Après les deux romans de cette auteure que j'avais lus, "
Malgré nous" et "
Ces petits riens qui nous animent", j'avais pensé arrêter de suivre
Claire Norton car je les trouvais trop "gentillets", avec trop de clichés et de bons sentiments.
Mais la couverture de "
Celle que je suis" m'a aimantée : j'ai été touchée par cette photo noir et blanc d'une mère dont la tête repose sur les genoux d'un petit garçon, qu'on suppose être son fils, qui la regarde avec amour et semble la protéger.
J'ai donc changé d'avis et me suis plongée dans la lecture de ce roman dont le thème principal sont les violences conjugales.
Valentine subit depuis 15 ans les coups, les humiliations, la privation de liberté, l'isolement que lui inflige son mari; depuis 6 ans et la naissance de Nathan, sa seule idée est de protéger son fils de toute cette violence, de faire comme si tout allait bien, de ne pas crier sous les coups pour que son fils n'entende rien. Elle se coupe de tout son entourage par honte, culpabilité, peur, dévalorisation d'elle-même jusqu'à ce que Suzette, 65 ans, vienne s'installer dans l'appartement en face sur le même palier. Les digues qu'elle a érigées toutes ces années commencent alors à se fissurer.
Ce roman est percutant; c'est de la fiction mais on sait que cette violence conjugale abjecte existe, que des femmes en chair et en os en sont victimes, que des enfants en subissent les dommages collatéraux quand ils n'en sont pas directement les victimes.
Claire Norton campe des personnages très réalistes, psychologiquement fouillés; le processus d'emprisonnement psychologique, d'emprise, qui conduit l'extérieur à se demander pourquoi ces femmes ne fuient pas est magnifiquement décrit. Les scènes de violence sont crues, difficiles à lire mais nécessaires car ces horreurs existent.
Le roman insiste aussi sur la façon dont Nathan, le petit garçon vit cette violence : peur, envie de se cacher, de disparaître mais aussi désespoir de ne pouvoir défendre sa mère, haine du père. Enfance saccagée.
D'autres thèmes importants sont aussi évoqués : l'indifférence ou la lâcheté de ceux qui savent mais ne font rien, le rôle essentiel des associations d'aide aux femmes violentées, le rôle salvateur de la parole, le besoin d'écrire pour transmettre, la lecture comme exutoire.
Un roman extrêmement dur, qui n'élude rien des violences conjugales, mais qui fait mieux ressentir au tréfonds de soi qu'un article de presse ou un reportage, l'horreur que vivent les femmes qui subissent les violences de leur conjoint.

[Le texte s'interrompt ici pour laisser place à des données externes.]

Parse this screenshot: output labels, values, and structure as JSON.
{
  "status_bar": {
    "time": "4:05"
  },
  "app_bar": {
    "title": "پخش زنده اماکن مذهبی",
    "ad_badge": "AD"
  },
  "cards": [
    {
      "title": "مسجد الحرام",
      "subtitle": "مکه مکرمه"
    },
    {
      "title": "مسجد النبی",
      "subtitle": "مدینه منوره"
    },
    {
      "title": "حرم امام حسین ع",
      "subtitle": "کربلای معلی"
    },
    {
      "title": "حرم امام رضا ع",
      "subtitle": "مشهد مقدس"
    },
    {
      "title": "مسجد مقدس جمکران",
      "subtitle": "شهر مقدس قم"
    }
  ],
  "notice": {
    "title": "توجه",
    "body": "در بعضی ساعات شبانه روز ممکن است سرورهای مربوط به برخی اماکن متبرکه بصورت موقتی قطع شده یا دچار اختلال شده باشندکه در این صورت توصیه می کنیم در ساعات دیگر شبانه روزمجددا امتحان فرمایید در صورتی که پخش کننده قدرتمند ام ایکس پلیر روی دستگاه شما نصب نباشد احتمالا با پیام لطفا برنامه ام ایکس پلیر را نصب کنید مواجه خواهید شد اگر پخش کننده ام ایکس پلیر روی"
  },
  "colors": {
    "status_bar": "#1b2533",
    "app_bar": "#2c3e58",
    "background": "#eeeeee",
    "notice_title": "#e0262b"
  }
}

Claire Norton nous incite, par ce roman, à ne pas juger mais à essayer de comprendre.
Cependant, "
Celle que je suis" n'est ni un témoignage, ni un essai mais bien un roman avec une belle histoire de relations humaines et d'amour. Un roman qui déclenche un flot d'émotions : colère, écoeurement, peine, espoir... bref, un roman qui fait vibrer.